Immunotherapy has shown the capacity to improve outcomes for some patients across a wide-range of
malignancies. However, many patients still do not achieve clinical benefit and in particular, patients with liver
metastases demonstrate poor responsiveness to immunotherapy. Emerging evidence suggest a role for the liver
in determining outcomes with cancer immunotherapy. To this end, the liver is a critical determinant of immune
regulation and plays a central role in T cell peripheral tolerance. Yet, how the liver may regulate immunotherapy
efficacy is unclear. This represents a significant gap in our knowledge that has strong translational implications.
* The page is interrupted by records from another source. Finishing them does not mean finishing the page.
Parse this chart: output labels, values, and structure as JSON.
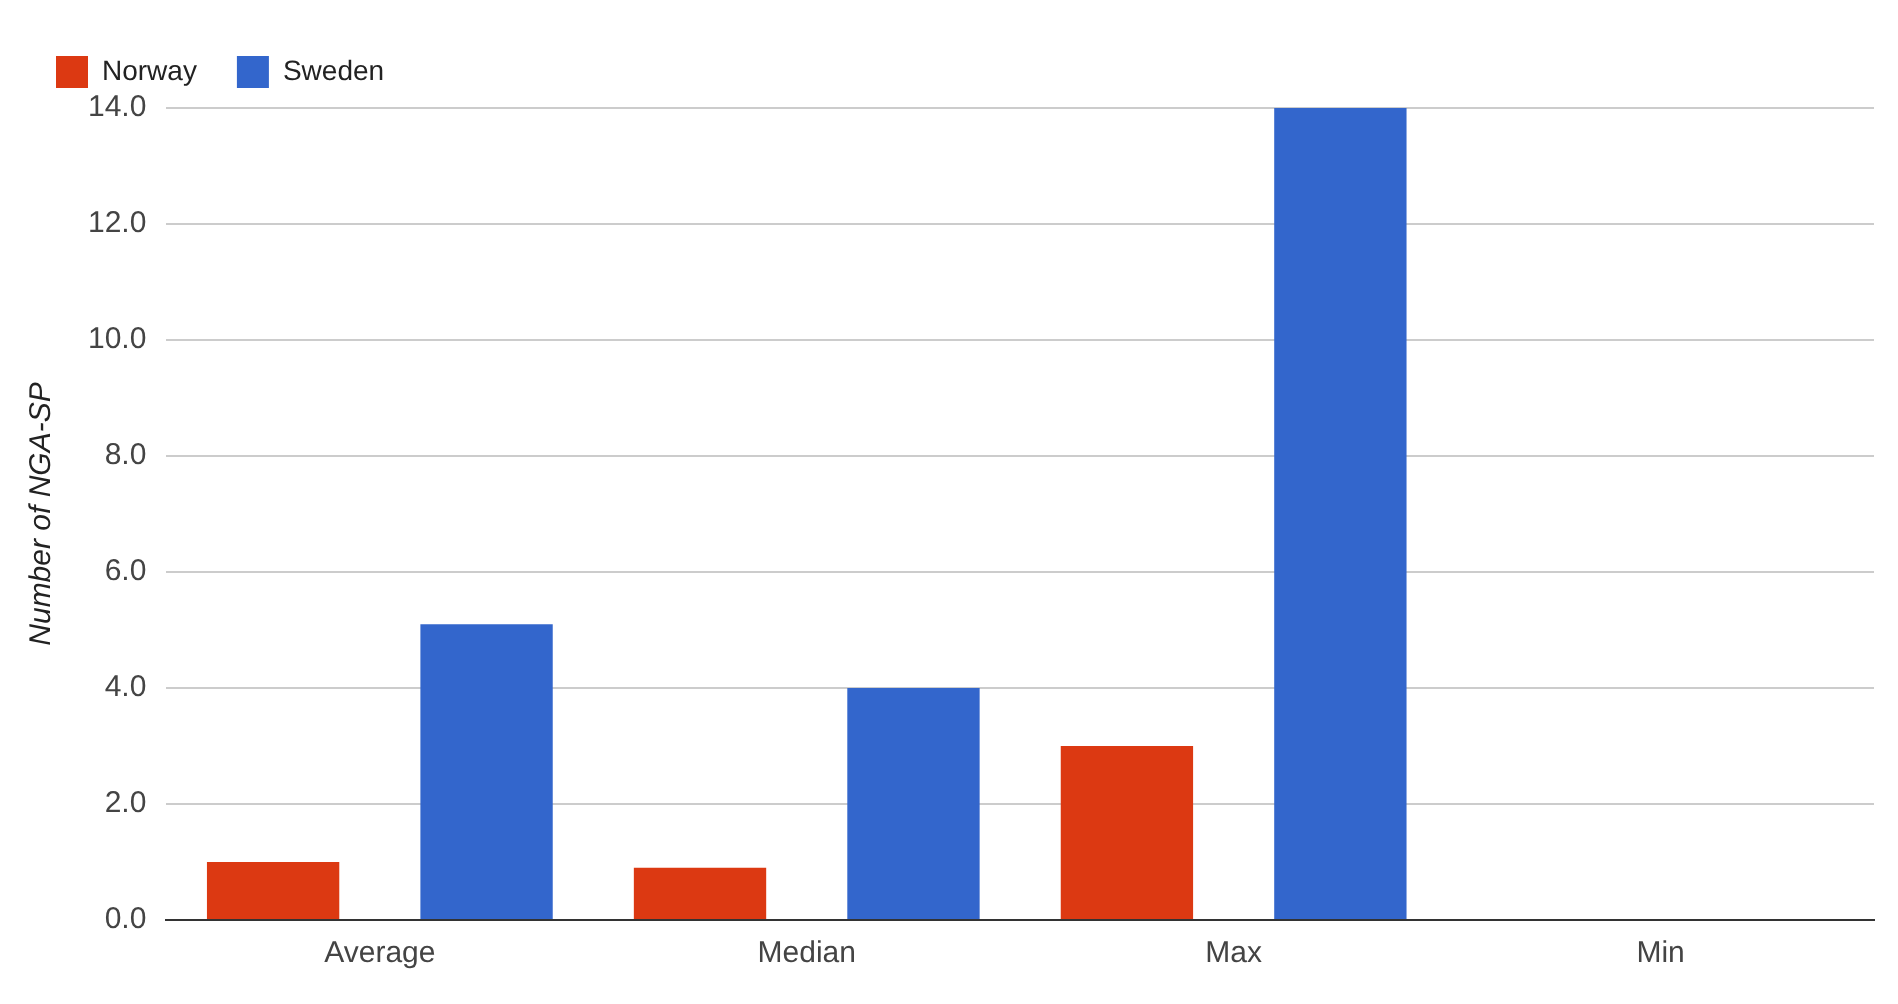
{
  "chart_data": {
    "type": "bar",
    "ylabel": "Number of NGA-SP",
    "categories": [
      "Average",
      "Median",
      "Max",
      "Min"
    ],
    "series": [
      {
        "name": "Norway",
        "color": "#dc3912",
        "values": [
          1.0,
          0.9,
          3.0,
          0
        ]
      },
      {
        "name": "Sweden",
        "color": "#3366cc",
        "values": [
          5.1,
          4.0,
          14.0,
          0
        ]
      }
    ],
    "ylim": [
      0,
      14
    ],
    "yticks": [
      {
        "value": 0,
        "label": "0.0"
      },
      {
        "value": 2,
        "label": "2.0"
      },
      {
        "value": 4,
        "label": "4.0"
      },
      {
        "value": 6,
        "label": "6.0"
      },
      {
        "value": 8,
        "label": "8.0"
      },
      {
        "value": 10,
        "label": "10.0"
      },
      {
        "value": 12,
        "label": "12.0"
      },
      {
        "value": 14,
        "label": "14.0"
      }
    ],
    "grid": "y",
    "legend": "top left"
  }
}
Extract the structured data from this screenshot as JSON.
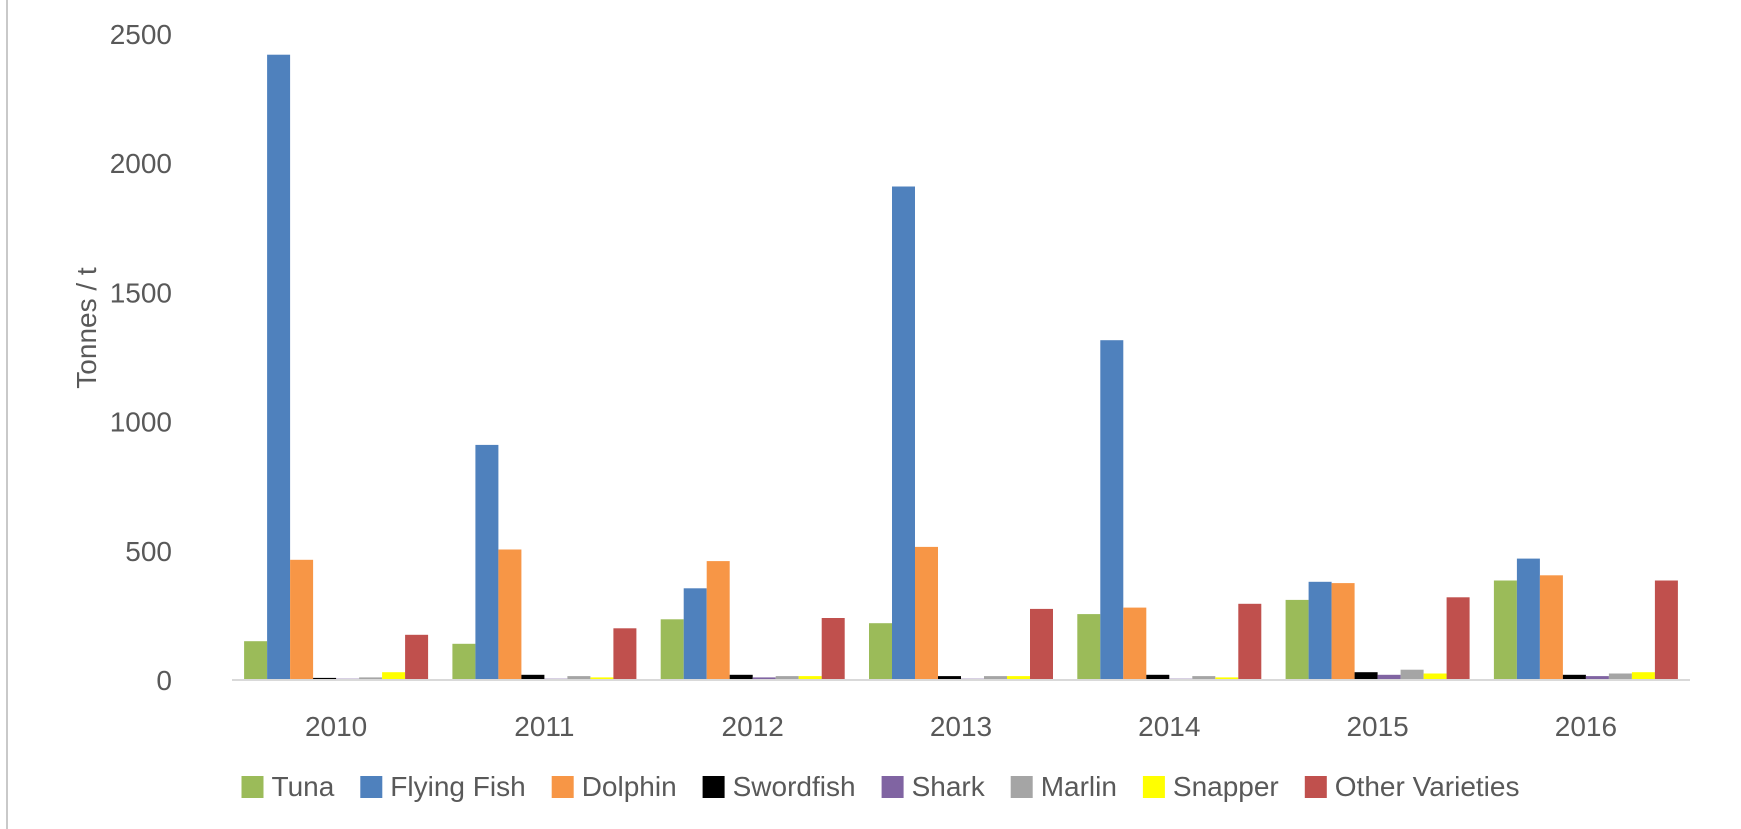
{
  "chart_data": {
    "type": "bar",
    "title": "",
    "xlabel": "",
    "ylabel": "Tonnes / t",
    "ylim": [
      0,
      2500
    ],
    "yticks": [
      0,
      500,
      1000,
      1500,
      2000,
      2500
    ],
    "grid": false,
    "legend_position": "bottom",
    "categories": [
      "2010",
      "2011",
      "2012",
      "2013",
      "2014",
      "2015",
      "2016"
    ],
    "series": [
      {
        "name": "Tuna",
        "color": "#9bbb59",
        "values": [
          150,
          140,
          235,
          220,
          255,
          310,
          385
        ]
      },
      {
        "name": "Flying Fish",
        "color": "#4f81bd",
        "values": [
          2420,
          910,
          355,
          1910,
          1315,
          380,
          470
        ]
      },
      {
        "name": "Dolphin",
        "color": "#f79646",
        "values": [
          465,
          505,
          460,
          515,
          280,
          375,
          405
        ]
      },
      {
        "name": "Swordfish",
        "color": "#000000",
        "values": [
          8,
          20,
          20,
          15,
          20,
          30,
          20
        ]
      },
      {
        "name": "Shark",
        "color": "#8064a2",
        "values": [
          5,
          5,
          10,
          5,
          5,
          20,
          15
        ]
      },
      {
        "name": "Marlin",
        "color": "#a5a5a5",
        "values": [
          10,
          15,
          15,
          15,
          15,
          40,
          25
        ]
      },
      {
        "name": "Snapper",
        "color": "#ffff00",
        "values": [
          30,
          10,
          15,
          15,
          10,
          25,
          30
        ]
      },
      {
        "name": "Other Varieties",
        "color": "#c0504d",
        "values": [
          175,
          200,
          240,
          275,
          295,
          320,
          385
        ]
      }
    ]
  }
}
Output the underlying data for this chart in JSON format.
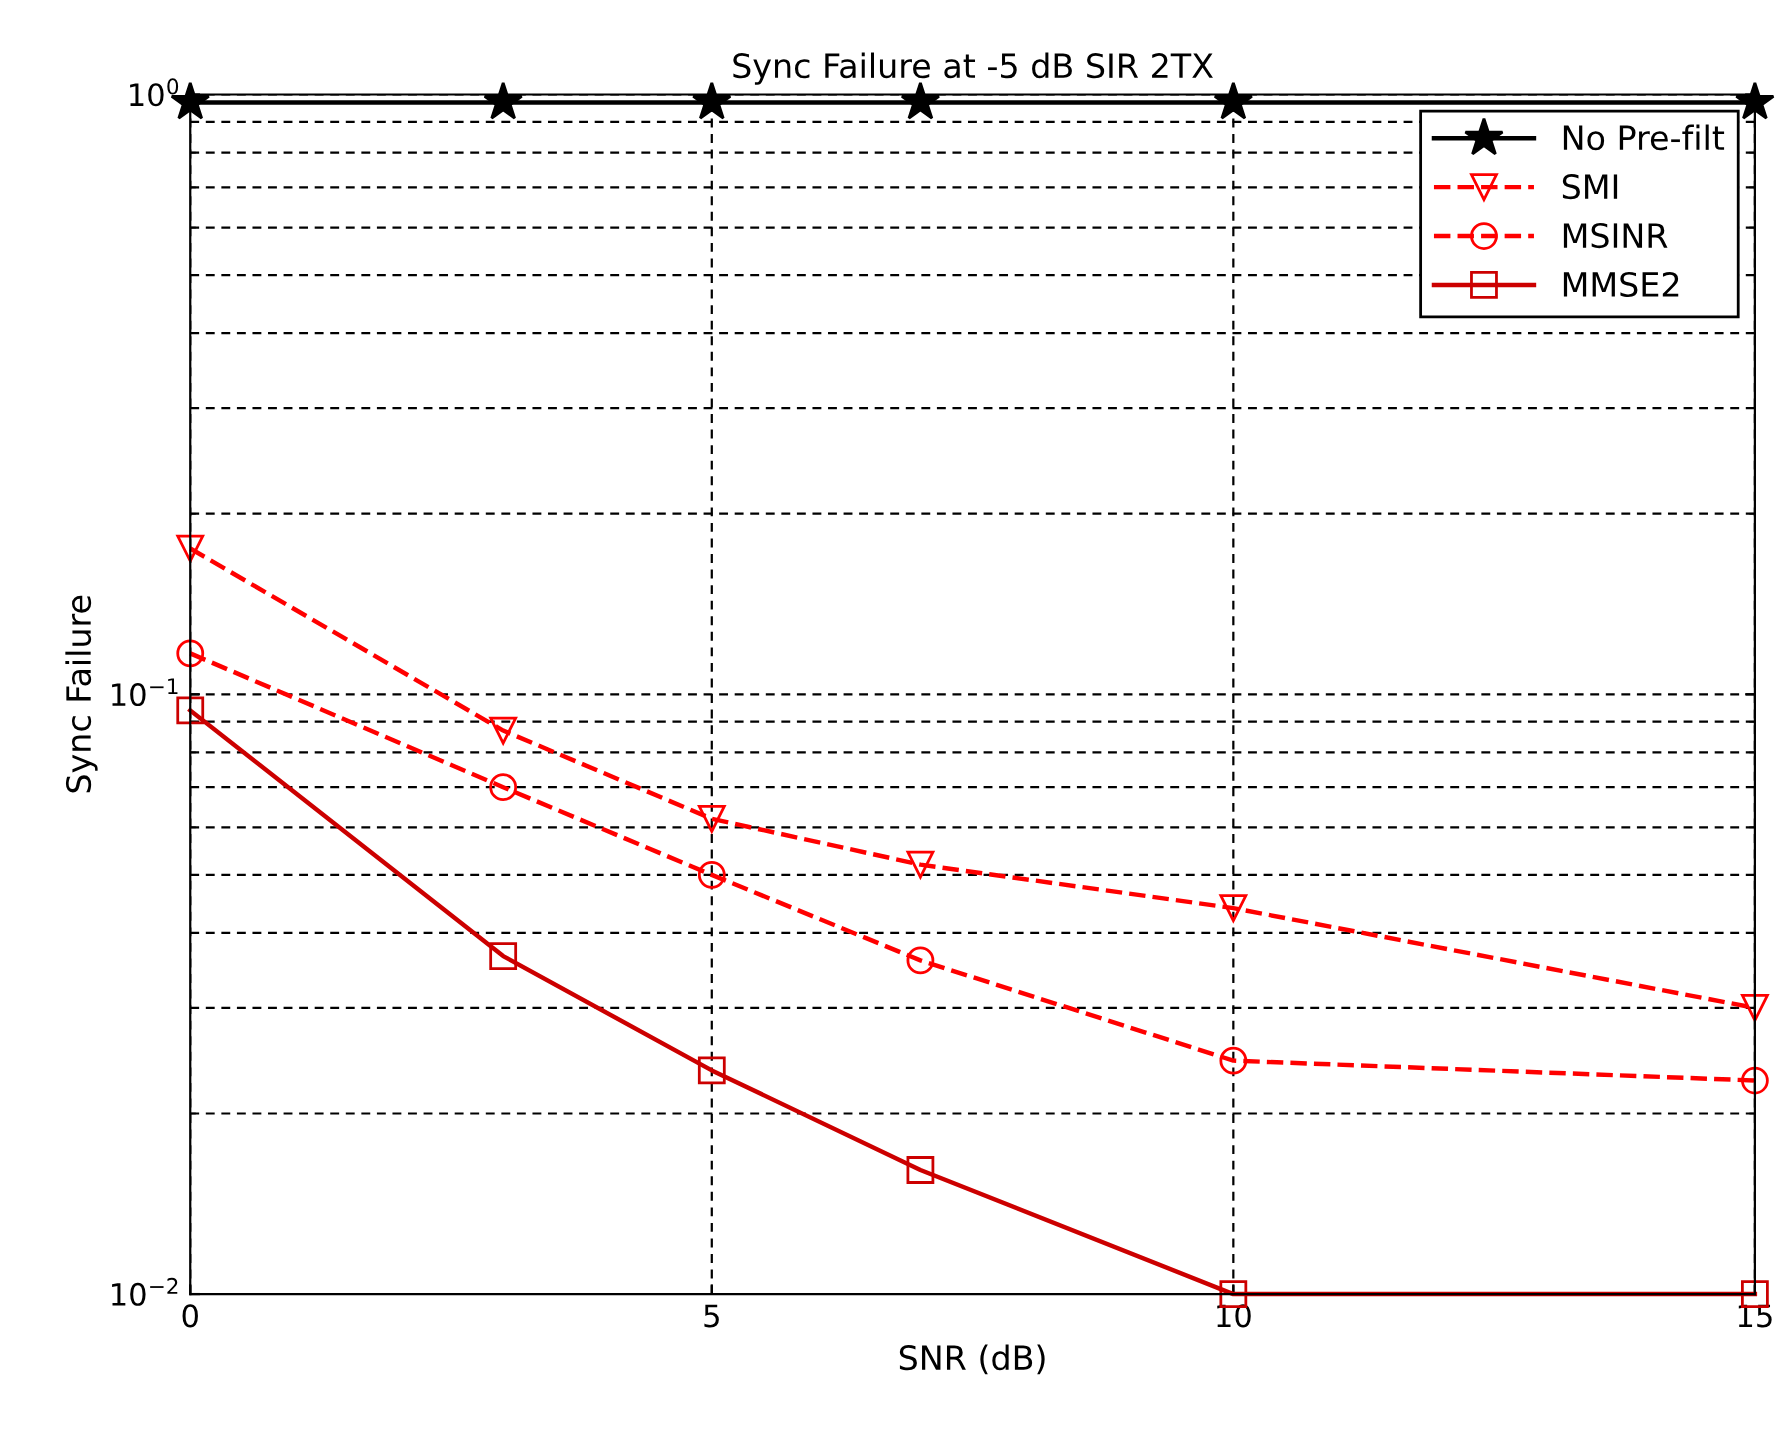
{
  "chart_data": {
    "type": "line",
    "title": "Sync Failure at -5 dB SIR 2TX",
    "xlabel": "SNR (dB)",
    "ylabel": "Sync Failure",
    "log": "y",
    "x": [
      0,
      3,
      5,
      7,
      10,
      15
    ],
    "xlim": [
      0,
      15
    ],
    "xticks": [
      0,
      5,
      10,
      15
    ],
    "ylim": [
      0.01,
      1
    ],
    "yticks": [
      {
        "value": 0.01,
        "label": "10$^{−2}$"
      },
      {
        "value": 0.1,
        "label": "10$^{−1}$"
      },
      {
        "value": 1,
        "label": "10$^{0}$"
      }
    ],
    "grid": true,
    "legend": "top right",
    "series": [
      {
        "name": "No Pre-filt",
        "color": "#000000",
        "marker": "star",
        "line_style": "solid",
        "values": [
          0.97,
          0.97,
          0.97,
          0.97,
          0.97,
          0.97
        ]
      },
      {
        "name": "SMI",
        "color": "#ff0000",
        "marker": "triangle",
        "line_style": "dashed",
        "values": [
          0.175,
          0.087,
          0.062,
          0.052,
          0.044,
          0.03
        ]
      },
      {
        "name": "MSINR",
        "color": "#ff0000",
        "marker": "circle",
        "line_style": "dashed",
        "values": [
          0.117,
          0.07,
          0.05,
          0.036,
          0.0245,
          0.0227
        ]
      },
      {
        "name": "MMSE2",
        "color": "#cc0000",
        "marker": "square",
        "line_style": "solid",
        "values": [
          0.094,
          0.0366,
          0.0236,
          0.0161,
          0.01,
          0.01
        ]
      }
    ]
  }
}
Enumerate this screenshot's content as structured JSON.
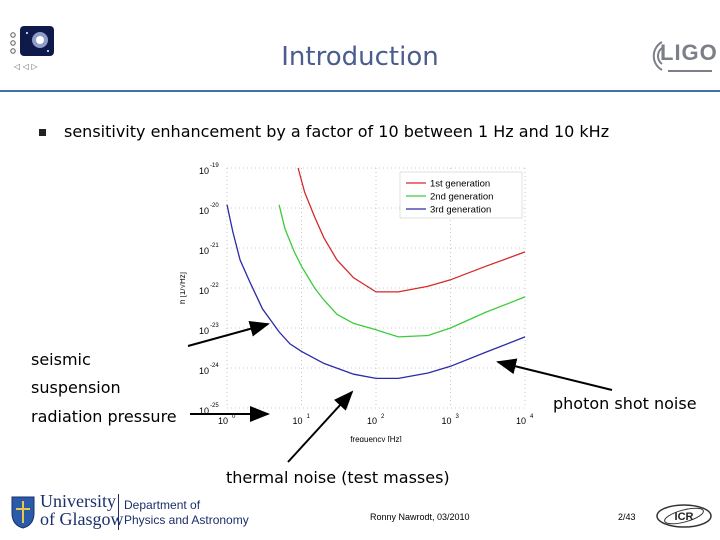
{
  "slide": {
    "title": "Introduction",
    "bullet": "sensitivity enhancement by a factor of 10 between 1 Hz and 10 kHz",
    "annotations": {
      "seismic": "seismic",
      "suspension": "suspension",
      "radiation": "radiation pressure",
      "photon": "photon shot noise",
      "thermal": "thermal noise (test masses)"
    },
    "footer": {
      "author": "Ronny Nawrodt, 03/2010",
      "page": "2/43",
      "university_line1": "University",
      "university_line2": "of Glasgow",
      "department_line1": "Department of",
      "department_line2": "Physics and Astronomy"
    },
    "logos": {
      "ligo": "LIGO",
      "icr": "ICR"
    },
    "colors": {
      "title": "#4a5d8c",
      "rule": "#3f73a8",
      "gen1": "#d42a2a",
      "gen2": "#3ccc3c",
      "gen3": "#2a2aa8"
    }
  },
  "chart_data": {
    "type": "line",
    "xlabel": "frequency [Hz]",
    "ylabel": "h [1/√Hz]",
    "x_scale": "log",
    "y_scale": "log",
    "xlim": [
      1,
      10000
    ],
    "ylim": [
      1e-25,
      1e-19
    ],
    "x_ticks": [
      {
        "v": 1,
        "base": "10",
        "exp": "0"
      },
      {
        "v": 10,
        "base": "10",
        "exp": "1"
      },
      {
        "v": 100,
        "base": "10",
        "exp": "2"
      },
      {
        "v": 1000,
        "base": "10",
        "exp": "3"
      },
      {
        "v": 10000,
        "base": "10",
        "exp": "4"
      }
    ],
    "y_ticks": [
      {
        "v": 1e-19,
        "base": "10",
        "exp": "-19"
      },
      {
        "v": 1e-20,
        "base": "10",
        "exp": "-20"
      },
      {
        "v": 1e-21,
        "base": "10",
        "exp": "-21"
      },
      {
        "v": 1e-22,
        "base": "10",
        "exp": "-22"
      },
      {
        "v": 1e-23,
        "base": "10",
        "exp": "-23"
      },
      {
        "v": 1e-24,
        "base": "10",
        "exp": "-24"
      },
      {
        "v": 1e-25,
        "base": "10",
        "exp": "-25"
      }
    ],
    "legend_position": "top-right",
    "series": [
      {
        "name": "1st generation",
        "color": "#d42a2a",
        "x": [
          9,
          11,
          15,
          20,
          30,
          50,
          100,
          200,
          500,
          1000,
          3000,
          10000
        ],
        "y": [
          1e-19,
          2.5e-20,
          6e-21,
          1.8e-21,
          5e-22,
          1.8e-22,
          8e-23,
          8e-23,
          1.1e-22,
          1.6e-22,
          3.5e-22,
          8e-22
        ]
      },
      {
        "name": "2nd generation",
        "color": "#3ccc3c",
        "x": [
          5,
          6,
          8,
          10,
          15,
          20,
          30,
          50,
          100,
          200,
          500,
          1000,
          3000,
          10000
        ],
        "y": [
          1.2e-20,
          3e-21,
          8e-22,
          3.5e-22,
          1e-22,
          5e-23,
          2.2e-23,
          1.3e-23,
          9e-24,
          6e-24,
          6.5e-24,
          1e-23,
          2.5e-23,
          6e-23
        ]
      },
      {
        "name": "3rd generation",
        "color": "#2a2aa8",
        "x": [
          1,
          1.2,
          1.5,
          2,
          3,
          5,
          7,
          10,
          20,
          50,
          100,
          200,
          500,
          1000,
          3000,
          10000
        ],
        "y": [
          1.2e-20,
          2.5e-21,
          5e-22,
          1.5e-22,
          3e-23,
          8e-24,
          4e-24,
          2.6e-24,
          1.3e-24,
          7e-25,
          5.5e-25,
          5.5e-25,
          7.5e-25,
          1.1e-24,
          2.5e-24,
          6e-24
        ]
      }
    ]
  }
}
In gastrointestinal malignancies, the liver may be continuously exposed to malignant cells as well as soluble
factors and antigens released by primary tumors. We hypothesize that this connection between the gut and liver
may have significant implications on T cell immunosurveillance in cancer. In support of this hypothesis, we have
found that primary tumors release soluble factors that activate hepatocytes in the liver. This process can begin
during the earliest stages of cancer development. Activated hepatocytes respond by releasing acute phase
reactants which act to orchestrate an immunological niche environment in the liver that is underpinned by the
recruitment of neutrophils and myeloid cells and the deposition of extracellular matrix proteins. In the setting of
hepatocyte activation, primary tumor development, occurring in the pancreas, demonstrates poor T cell
infiltration. However, genetic blockade of hepatocyte activation converts a T cell “cold” tumor into a “hot” tumor.
This finding underscores the importance of the liver in regulating T cell immunosurveillance in cancer. Our priority
is to decipher mechanisms by which the liver regulates T cell immunosurveillance in cancer and to understand
its implications in regulating the efficacy of cancer immunotherapy. Therefore, in Aim 1, we will define
mechanisms by which hepatocytes direct tumor immune evasion with a focus on signaling pathways regulated
by hepatocytes and their impact on T cell priming and trafficking. In Aim 2, we will investigate the impact of
hepatocyte activation on the immunobiology of PDAC and the efficacy of cancer immunotherapy. Together, these
complementary aims will inform the development of novel treatment paradigms designed to curtail the
immunosuppressive effects of liver inflammation as a strategy to broaden the efficacy of cancer immunotherapy.